The same could be said of John. His desolation was the impotence of old age in exile as he lived with his memories. In his youth, he had seen and known Jesus and in old age still believed him to be the Christ in whom God gives us eternal life. He knew Jesus Christ to be fully human and fully divine. But, as Niall Williams portrays so powerfully, he was tested by the Gnostic heresy that separated the material and the spiritual and denied that Christ has come in human flesh. Had he been mistaken? Had his whole life been predicated on a lie? Sidelined in exile and facing the long loneliness of feeling a burden to his followers and insignificant on the wider canvas, it would be so easy to let his lonely mind wander into doubt of God's love or the wisdom of his youthful passion. But no, Williams describes his relentless fidelity that takes every ounce of his failing strength and issues in the resounding affirmation, that, ‘Who is it that conquers the world but the one who believes that Jesus is the Son of God. Whoever has the Son has life; whoever does not have the Son of God does not have life.' That is the bench mark for this faithful old man: not how useful or active he is, not whether he can look after himself, not whether all his prayers are answered. What matters is that Jesus is the Son of God and that he has life in God's Son; that the impetuous youthful trust he placed in Jesus has been vindicated and has sustained him to this isolated end. After an active lifetime, here in the aloneness of the aftermath he has the courage to remain faithful. Like Isaiah's stump which was the holy seed, when all was pared back in John's life there too was a holy seed that would bear holy fruit.

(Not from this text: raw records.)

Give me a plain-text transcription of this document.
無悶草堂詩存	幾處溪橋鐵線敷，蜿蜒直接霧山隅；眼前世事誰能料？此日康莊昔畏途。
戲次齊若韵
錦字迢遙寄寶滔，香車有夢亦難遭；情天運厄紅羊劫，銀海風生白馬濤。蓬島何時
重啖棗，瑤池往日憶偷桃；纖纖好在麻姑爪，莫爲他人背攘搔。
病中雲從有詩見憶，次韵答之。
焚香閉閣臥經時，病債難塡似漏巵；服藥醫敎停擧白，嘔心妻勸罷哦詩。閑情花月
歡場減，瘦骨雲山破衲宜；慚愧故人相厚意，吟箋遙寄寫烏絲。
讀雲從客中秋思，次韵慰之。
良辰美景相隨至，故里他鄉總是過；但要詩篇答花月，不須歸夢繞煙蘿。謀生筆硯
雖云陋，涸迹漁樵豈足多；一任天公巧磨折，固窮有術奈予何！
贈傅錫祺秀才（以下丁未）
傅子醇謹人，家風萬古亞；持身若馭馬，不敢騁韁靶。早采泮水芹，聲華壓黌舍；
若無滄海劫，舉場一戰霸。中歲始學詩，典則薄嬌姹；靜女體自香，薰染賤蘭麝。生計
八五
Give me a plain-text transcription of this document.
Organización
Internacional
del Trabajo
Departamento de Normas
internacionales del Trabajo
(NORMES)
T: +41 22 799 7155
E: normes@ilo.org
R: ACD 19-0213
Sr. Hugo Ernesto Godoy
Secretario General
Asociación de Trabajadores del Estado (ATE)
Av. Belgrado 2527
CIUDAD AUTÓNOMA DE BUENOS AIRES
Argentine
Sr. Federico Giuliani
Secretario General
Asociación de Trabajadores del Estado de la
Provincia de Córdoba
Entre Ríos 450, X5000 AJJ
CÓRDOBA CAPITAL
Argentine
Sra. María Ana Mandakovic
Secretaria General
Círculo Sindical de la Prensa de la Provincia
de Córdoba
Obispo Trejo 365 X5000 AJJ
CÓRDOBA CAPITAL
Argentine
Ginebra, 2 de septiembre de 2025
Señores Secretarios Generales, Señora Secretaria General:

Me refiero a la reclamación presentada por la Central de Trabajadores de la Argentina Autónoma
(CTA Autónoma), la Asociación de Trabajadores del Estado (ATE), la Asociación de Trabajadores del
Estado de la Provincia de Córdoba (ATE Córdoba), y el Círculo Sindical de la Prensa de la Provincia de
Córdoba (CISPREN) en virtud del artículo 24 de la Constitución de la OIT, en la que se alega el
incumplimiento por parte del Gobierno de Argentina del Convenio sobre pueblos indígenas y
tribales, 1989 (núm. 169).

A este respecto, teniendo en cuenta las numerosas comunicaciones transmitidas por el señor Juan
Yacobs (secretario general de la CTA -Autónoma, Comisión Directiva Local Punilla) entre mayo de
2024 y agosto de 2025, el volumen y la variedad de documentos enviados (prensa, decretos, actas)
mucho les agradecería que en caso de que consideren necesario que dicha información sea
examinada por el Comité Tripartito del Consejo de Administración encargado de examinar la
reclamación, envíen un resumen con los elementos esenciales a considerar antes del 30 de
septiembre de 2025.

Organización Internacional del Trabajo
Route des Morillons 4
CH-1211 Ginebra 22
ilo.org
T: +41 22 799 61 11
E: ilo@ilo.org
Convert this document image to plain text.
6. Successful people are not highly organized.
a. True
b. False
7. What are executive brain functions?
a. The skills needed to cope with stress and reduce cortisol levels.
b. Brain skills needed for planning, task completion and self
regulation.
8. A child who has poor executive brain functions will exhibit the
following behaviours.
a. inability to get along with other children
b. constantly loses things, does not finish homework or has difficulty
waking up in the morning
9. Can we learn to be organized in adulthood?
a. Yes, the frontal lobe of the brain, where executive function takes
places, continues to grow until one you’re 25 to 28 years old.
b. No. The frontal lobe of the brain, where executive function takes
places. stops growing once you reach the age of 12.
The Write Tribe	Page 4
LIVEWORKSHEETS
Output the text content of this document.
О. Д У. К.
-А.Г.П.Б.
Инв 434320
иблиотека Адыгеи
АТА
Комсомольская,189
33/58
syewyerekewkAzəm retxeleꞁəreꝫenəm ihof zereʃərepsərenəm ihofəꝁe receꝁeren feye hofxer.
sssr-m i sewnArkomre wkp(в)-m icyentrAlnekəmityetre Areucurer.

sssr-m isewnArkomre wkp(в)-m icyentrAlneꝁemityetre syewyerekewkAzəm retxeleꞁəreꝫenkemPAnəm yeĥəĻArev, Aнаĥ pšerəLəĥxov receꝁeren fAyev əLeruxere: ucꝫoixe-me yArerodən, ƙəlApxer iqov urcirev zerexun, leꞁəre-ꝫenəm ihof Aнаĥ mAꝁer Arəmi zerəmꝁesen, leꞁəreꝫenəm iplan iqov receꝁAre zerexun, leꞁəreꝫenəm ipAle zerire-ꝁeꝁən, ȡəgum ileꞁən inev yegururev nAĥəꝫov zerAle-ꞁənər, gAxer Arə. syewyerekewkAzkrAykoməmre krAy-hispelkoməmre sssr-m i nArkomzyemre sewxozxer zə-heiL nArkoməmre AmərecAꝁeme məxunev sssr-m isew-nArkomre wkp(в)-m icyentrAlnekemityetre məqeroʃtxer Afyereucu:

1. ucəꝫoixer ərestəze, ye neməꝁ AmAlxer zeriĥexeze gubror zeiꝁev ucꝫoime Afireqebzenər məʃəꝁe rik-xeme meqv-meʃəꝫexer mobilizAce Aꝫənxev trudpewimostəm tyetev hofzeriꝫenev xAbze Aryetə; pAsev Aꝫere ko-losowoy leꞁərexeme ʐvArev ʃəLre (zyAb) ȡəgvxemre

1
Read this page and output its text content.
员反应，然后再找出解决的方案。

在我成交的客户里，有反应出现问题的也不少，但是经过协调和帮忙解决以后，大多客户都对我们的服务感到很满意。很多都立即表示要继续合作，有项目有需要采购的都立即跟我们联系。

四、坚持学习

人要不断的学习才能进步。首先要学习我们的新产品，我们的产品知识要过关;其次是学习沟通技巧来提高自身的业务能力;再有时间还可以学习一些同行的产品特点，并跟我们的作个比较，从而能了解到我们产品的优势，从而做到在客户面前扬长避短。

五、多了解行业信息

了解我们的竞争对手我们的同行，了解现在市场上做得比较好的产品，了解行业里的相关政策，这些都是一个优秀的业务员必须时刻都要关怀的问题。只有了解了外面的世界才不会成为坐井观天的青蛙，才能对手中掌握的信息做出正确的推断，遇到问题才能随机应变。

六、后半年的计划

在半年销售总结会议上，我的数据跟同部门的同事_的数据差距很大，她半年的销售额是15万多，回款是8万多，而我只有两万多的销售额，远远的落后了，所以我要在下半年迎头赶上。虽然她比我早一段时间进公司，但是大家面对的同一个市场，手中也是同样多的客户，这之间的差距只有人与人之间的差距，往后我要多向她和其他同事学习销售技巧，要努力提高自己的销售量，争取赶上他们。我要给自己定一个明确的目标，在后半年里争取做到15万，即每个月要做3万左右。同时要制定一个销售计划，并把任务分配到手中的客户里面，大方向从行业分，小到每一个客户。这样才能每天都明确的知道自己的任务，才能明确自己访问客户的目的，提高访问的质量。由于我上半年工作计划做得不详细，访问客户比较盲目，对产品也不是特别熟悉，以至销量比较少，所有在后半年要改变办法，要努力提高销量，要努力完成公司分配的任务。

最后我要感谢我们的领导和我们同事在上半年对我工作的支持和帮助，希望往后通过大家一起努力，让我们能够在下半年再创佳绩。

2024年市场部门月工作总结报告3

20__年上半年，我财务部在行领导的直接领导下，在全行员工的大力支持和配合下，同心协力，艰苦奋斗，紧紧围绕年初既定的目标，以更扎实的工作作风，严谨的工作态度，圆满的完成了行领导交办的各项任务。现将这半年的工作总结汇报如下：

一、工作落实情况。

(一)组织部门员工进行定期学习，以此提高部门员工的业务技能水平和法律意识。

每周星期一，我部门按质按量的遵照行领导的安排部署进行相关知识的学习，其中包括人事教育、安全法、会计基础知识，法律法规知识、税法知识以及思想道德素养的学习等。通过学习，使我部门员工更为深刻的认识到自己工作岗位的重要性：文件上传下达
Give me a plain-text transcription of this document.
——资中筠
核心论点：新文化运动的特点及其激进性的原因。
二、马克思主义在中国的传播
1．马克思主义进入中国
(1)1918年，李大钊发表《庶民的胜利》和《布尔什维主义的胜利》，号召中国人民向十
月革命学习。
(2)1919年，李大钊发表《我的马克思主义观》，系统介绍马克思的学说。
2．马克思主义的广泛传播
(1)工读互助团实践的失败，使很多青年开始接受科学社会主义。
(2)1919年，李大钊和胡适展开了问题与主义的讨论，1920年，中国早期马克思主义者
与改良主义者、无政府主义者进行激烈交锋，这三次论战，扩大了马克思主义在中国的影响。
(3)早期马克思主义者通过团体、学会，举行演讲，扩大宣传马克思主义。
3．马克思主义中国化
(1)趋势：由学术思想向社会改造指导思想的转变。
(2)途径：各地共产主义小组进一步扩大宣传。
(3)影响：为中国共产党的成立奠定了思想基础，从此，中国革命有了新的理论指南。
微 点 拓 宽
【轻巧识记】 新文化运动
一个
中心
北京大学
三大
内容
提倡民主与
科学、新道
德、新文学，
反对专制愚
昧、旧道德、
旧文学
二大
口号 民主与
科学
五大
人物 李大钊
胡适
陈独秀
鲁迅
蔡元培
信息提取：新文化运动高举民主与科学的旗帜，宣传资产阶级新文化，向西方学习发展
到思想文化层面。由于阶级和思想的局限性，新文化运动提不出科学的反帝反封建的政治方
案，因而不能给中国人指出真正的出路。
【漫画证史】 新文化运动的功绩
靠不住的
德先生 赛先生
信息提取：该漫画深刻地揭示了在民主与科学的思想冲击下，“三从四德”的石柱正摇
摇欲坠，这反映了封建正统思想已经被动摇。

It is appropriate that we celebrate John the Evangelist so close to Christmas because he gives us the eye-witness testimony of the truth we sing about, that Emmanuel, God is with us. John is someone who, perhaps better than anyone else, knew Jesus as a human being and came to the radical realisation that he was indeed God. Our final hymn, dating from three centuries after John, insists on this truth in phrase after phrase, it is a paean of theological praise that affirms the divinity and humanity of Jesus Christ, a truth for which John was prepared to face exile. But don't let us forget that for both Isaiah and John, their youthful call by God was lived out into old age amidst the national power-play of tyrants and their armies. So too was the birth, life and death of Jesus. Tomorrow, Herod's massacre of the innocents, an horrific but integral part of the Christmas story, will remind us that Christmas is no protection from suffering, life goes on hurling things at us. Some people here have celebrated Christmas in the face of suffering and may be asking if your faith from the past can sustain you through its present battering and into the future. The truth we celebrate at Christmas, the truth that Isaiah and John knew as young men who lived lovingly and faithfully to old age, is that God's glory is seen by human eyes because God in Christ has made his home with us. Knowing that, John could say certainly but not glibly from exile, ‘Who is it that conquers the world but the one who believes that Jesus is the Son of God?'
That is our inheritance in the faith because, ‘though an infant now we view him, he shall fill his Father's throne.' Alleluia.